Yaşananlar bir boyutu ile küçük bireysel yatırımcıların büyük kurumsal yatırımcılara kafa tutmasıydı. Örneğine çok rastlanır bir durum değildi. Sosyal medya platformları sayesinde birbirinden uzaktaki milyonlarca kişi, birisinin tetiklemesi ile kısa sürede örgütlenip bir amaç için harekete geçmişlerdi. Arap baharına benzetenler var. Benzetilebilir. Birilerinin kıvılcımı ateşlemesiyle kitleler o zaman rejimleri devirmek için harekete geçmişlerdi. Bu defa amaç açığa satış yapan büyük fonlara ders vermekti. Bu arada Elon Musk gibileri de alıma katılmasalar da açıklamalarıyla yanan ateşe benzin döktüler. Sonuçta geçen hafta finans sistemi sarsıldı. Sistemin zayıflıkları bir kere daha görüldü.

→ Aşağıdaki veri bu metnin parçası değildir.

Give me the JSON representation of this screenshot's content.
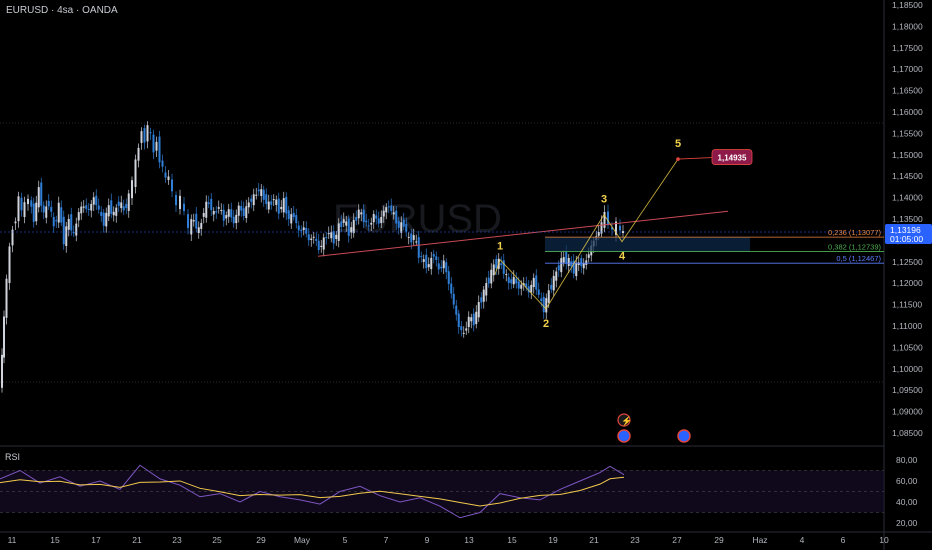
{
  "header": {
    "symbol_line": "EURUSD · 4sa · OANDA",
    "watermark": "EURUSD"
  },
  "price_axis": {
    "ticks": [
      "1,18500",
      "1,18000",
      "1,17500",
      "1,17000",
      "1,16500",
      "1,16000",
      "1,15500",
      "1,15000",
      "1,14500",
      "1,14000",
      "1,13500",
      "1,13000",
      "1,12500",
      "1,12000",
      "1,11500",
      "1,11000",
      "1,10500",
      "1,10000",
      "1,09500",
      "1,09000",
      "1,08500"
    ],
    "current_price": "1,13196",
    "countdown": "01:05:00",
    "colors": {
      "current": "#2962ff"
    }
  },
  "time_axis": {
    "ticks": [
      "11",
      "15",
      "17",
      "21",
      "23",
      "25",
      "29",
      "May",
      "5",
      "7",
      "9",
      "13",
      "15",
      "19",
      "21",
      "23",
      "27",
      "29",
      "Haz",
      "4",
      "6",
      "10"
    ]
  },
  "chart_data": {
    "type": "candlestick",
    "symbol": "EURUSD",
    "timeframe": "4sa",
    "source": "OANDA",
    "ylim": [
      1.083,
      1.1875
    ],
    "candles_close_path": [
      [
        1,
        1.096
      ],
      [
        3,
        1.103
      ],
      [
        5,
        1.112
      ],
      [
        8,
        1.121
      ],
      [
        11,
        1.128
      ],
      [
        14,
        1.133
      ],
      [
        17,
        1.135
      ],
      [
        20,
        1.14
      ],
      [
        23,
        1.137
      ],
      [
        26,
        1.138
      ],
      [
        30,
        1.14
      ],
      [
        35,
        1.135
      ],
      [
        40,
        1.142
      ],
      [
        45,
        1.136
      ],
      [
        50,
        1.139
      ],
      [
        55,
        1.133
      ],
      [
        60,
        1.138
      ],
      [
        65,
        1.13
      ],
      [
        70,
        1.135
      ],
      [
        75,
        1.131
      ],
      [
        80,
        1.137
      ],
      [
        85,
        1.138
      ],
      [
        90,
        1.137
      ],
      [
        95,
        1.14
      ],
      [
        100,
        1.137
      ],
      [
        105,
        1.134
      ],
      [
        110,
        1.138
      ],
      [
        115,
        1.136
      ],
      [
        120,
        1.139
      ],
      [
        125,
        1.137
      ],
      [
        130,
        1.14
      ],
      [
        134,
        1.144
      ],
      [
        137,
        1.148
      ],
      [
        140,
        1.152
      ],
      [
        143,
        1.156
      ],
      [
        146,
        1.153
      ],
      [
        149,
        1.157
      ],
      [
        152,
        1.154
      ],
      [
        155,
        1.151
      ],
      [
        158,
        1.153
      ],
      [
        161,
        1.149
      ],
      [
        164,
        1.147
      ],
      [
        167,
        1.144
      ],
      [
        170,
        1.145
      ],
      [
        174,
        1.141
      ],
      [
        178,
        1.138
      ],
      [
        182,
        1.14
      ],
      [
        186,
        1.136
      ],
      [
        190,
        1.133
      ],
      [
        195,
        1.135
      ],
      [
        200,
        1.132
      ],
      [
        205,
        1.137
      ],
      [
        210,
        1.139
      ],
      [
        215,
        1.136
      ],
      [
        220,
        1.138
      ],
      [
        225,
        1.135
      ],
      [
        230,
        1.137
      ],
      [
        235,
        1.134
      ],
      [
        240,
        1.138
      ],
      [
        245,
        1.136
      ],
      [
        250,
        1.139
      ],
      [
        255,
        1.14
      ],
      [
        260,
        1.142
      ],
      [
        265,
        1.14
      ],
      [
        270,
        1.138
      ],
      [
        275,
        1.14
      ],
      [
        280,
        1.137
      ],
      [
        285,
        1.139
      ],
      [
        290,
        1.135
      ],
      [
        295,
        1.136
      ],
      [
        300,
        1.132
      ],
      [
        305,
        1.133
      ],
      [
        310,
        1.13
      ],
      [
        315,
        1.131
      ],
      [
        320,
        1.128
      ],
      [
        325,
        1.13
      ],
      [
        330,
        1.132
      ],
      [
        335,
        1.13
      ],
      [
        340,
        1.133
      ],
      [
        345,
        1.135
      ],
      [
        350,
        1.132
      ],
      [
        355,
        1.134
      ],
      [
        360,
        1.137
      ],
      [
        365,
        1.135
      ],
      [
        370,
        1.133
      ],
      [
        375,
        1.136
      ],
      [
        380,
        1.134
      ],
      [
        385,
        1.137
      ],
      [
        390,
        1.138
      ],
      [
        395,
        1.136
      ],
      [
        400,
        1.133
      ],
      [
        405,
        1.134
      ],
      [
        410,
        1.13
      ],
      [
        415,
        1.131
      ],
      [
        420,
        1.127
      ],
      [
        425,
        1.125
      ],
      [
        430,
        1.124
      ],
      [
        435,
        1.127
      ],
      [
        440,
        1.123
      ],
      [
        445,
        1.125
      ],
      [
        450,
        1.12
      ],
      [
        455,
        1.115
      ],
      [
        460,
        1.11
      ],
      [
        465,
        1.108
      ],
      [
        470,
        1.112
      ],
      [
        475,
        1.111
      ],
      [
        480,
        1.115
      ],
      [
        485,
        1.118
      ],
      [
        490,
        1.121
      ],
      [
        495,
        1.124
      ],
      [
        500,
        1.125
      ],
      [
        505,
        1.123
      ],
      [
        510,
        1.12
      ],
      [
        515,
        1.121
      ],
      [
        520,
        1.119
      ],
      [
        525,
        1.12
      ],
      [
        530,
        1.118
      ],
      [
        535,
        1.121
      ],
      [
        540,
        1.117
      ],
      [
        545,
        1.114
      ],
      [
        550,
        1.118
      ],
      [
        555,
        1.121
      ],
      [
        560,
        1.124
      ],
      [
        565,
        1.126
      ],
      [
        570,
        1.125
      ],
      [
        575,
        1.123
      ],
      [
        580,
        1.125
      ],
      [
        585,
        1.124
      ],
      [
        590,
        1.127
      ],
      [
        595,
        1.13
      ],
      [
        600,
        1.132
      ],
      [
        603,
        1.134
      ],
      [
        606,
        1.136
      ],
      [
        610,
        1.134
      ],
      [
        614,
        1.132
      ],
      [
        618,
        1.134
      ],
      [
        622,
        1.132
      ],
      [
        624,
        1.132
      ]
    ],
    "elliott_waves": [
      {
        "label": "1",
        "t": 500,
        "price": 1.1255
      },
      {
        "label": "2",
        "t": 546,
        "price": 1.114
      },
      {
        "label": "3",
        "t": 604,
        "price": 1.136
      },
      {
        "label": "4",
        "t": 622,
        "price": 1.1297
      },
      {
        "label": "5",
        "t": 678,
        "price": 1.149
      }
    ],
    "target_label": "1,14935",
    "fib_levels": [
      {
        "label": "0,236 (1,13077)",
        "price": 1.13077,
        "color": "#f0883e"
      },
      {
        "label": "0,382 (1,12739)",
        "price": 1.12739,
        "color": "#4caf50"
      },
      {
        "label": "0,5 (1,12467)",
        "price": 1.12467,
        "color": "#5b7cfa"
      }
    ],
    "trendline": {
      "from": [
        318,
        1.1263
      ],
      "to": [
        728,
        1.1368
      ],
      "color": "#c94a55"
    },
    "colors": {
      "up": "#cfd3dc",
      "down": "#2f7fd8",
      "wave": "#f2d24b",
      "target": "#8e1a4a"
    }
  },
  "rsi": {
    "label": "RSI",
    "ticks": [
      "80,00",
      "60,00",
      "40,00",
      "20,00"
    ],
    "values": [
      [
        0,
        62
      ],
      [
        20,
        70
      ],
      [
        40,
        58
      ],
      [
        60,
        64
      ],
      [
        80,
        55
      ],
      [
        100,
        60
      ],
      [
        120,
        52
      ],
      [
        140,
        75
      ],
      [
        160,
        62
      ],
      [
        180,
        56
      ],
      [
        200,
        45
      ],
      [
        220,
        48
      ],
      [
        240,
        40
      ],
      [
        260,
        50
      ],
      [
        280,
        45
      ],
      [
        300,
        42
      ],
      [
        320,
        38
      ],
      [
        340,
        50
      ],
      [
        360,
        55
      ],
      [
        380,
        46
      ],
      [
        400,
        40
      ],
      [
        420,
        44
      ],
      [
        440,
        36
      ],
      [
        460,
        25
      ],
      [
        480,
        30
      ],
      [
        500,
        48
      ],
      [
        520,
        44
      ],
      [
        540,
        42
      ],
      [
        560,
        52
      ],
      [
        580,
        60
      ],
      [
        600,
        68
      ],
      [
        610,
        74
      ],
      [
        624,
        66
      ]
    ]
  }
}
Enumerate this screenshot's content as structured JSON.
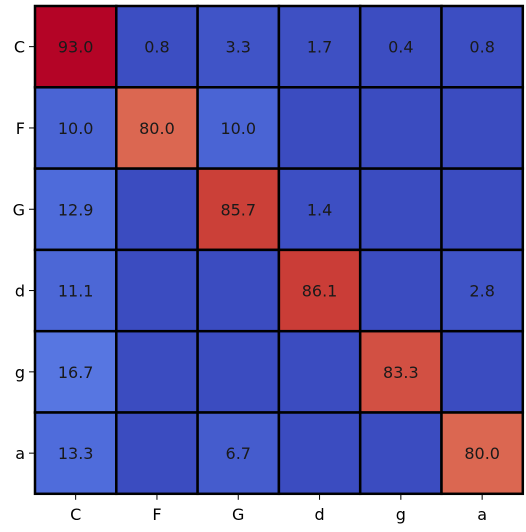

- Bu harekete finansın demokratikleşmesi gözüyle bakanlar da var. Her ne kadar “piyasa oligarkları” na karşı geniş bir kitlenin harekete geçmesi bu şekilde yorumlanabilirse de ben bu tür çıkarımların abartılı olduğunu düşünüyorum. Hızla ilerleyen iletişim teknolojilerinin desteğiyle önümüzdeki dönemde diğer alanlarda da bu tip kurulu düzene karşı daha fazla isyan örnekleri görebiliriz. Ancak buradan hareketle kapitalizmin sonunun gelmekte olduğu çıkarımı abartılı bir yorum ve beklenti olur. Bir haftada yüzlerce yıllık sistemin değişmesini beklememek gerekir. Bu hikâyeden çıksa çıksa yatırımcılar için birkaç ders çıkabilir:
1) Bir fiyatın artıyor olması her zaman iyi bir gelişme değildir. Bir hissenin fiyatının istikrarlı bir şekilde artması ile bir anda fırlaması aynı şey değildir. Aksine bir şeylerin yanlış gittiğinin göstergesi olabilir.
2) Açığa satış suç ya da ayıp değildir. Ancak karlı olabildiği kadar riskli de olabilir.
3) Hisse yatırımı emek ister. Yatırımcılar bir hisseye yatırım yapmadan önce ev ödevlerini yapıp, hangi şirkete ortak olacaklarını çalışmalılar.
Önümüzdeki dönemde neler olabilir? Geçen hafta yaşananlar büyük kurumsal yatırımcıları bundan sonra açığa satarken daha dikkatli olmaya itebilir. Bu arada örgütlülüğün getirdiği gücün farkına varan ve özgüven kazanan bazı küçük yatırımcı gruplarının piyasalarda spekülasyon yapma isteği körüklenebilir. Hatta bazılarının manipülasyon yapma cesareti bile artabilir. Ancak şimdiden 1637 yılının Hollandası’ndaki Lale Çılgınlığı ile karşılaştırılıp GameStop Çılgınlığı diye adlandırılmaya başlanan bu olay uzun süre tartışılacaktır.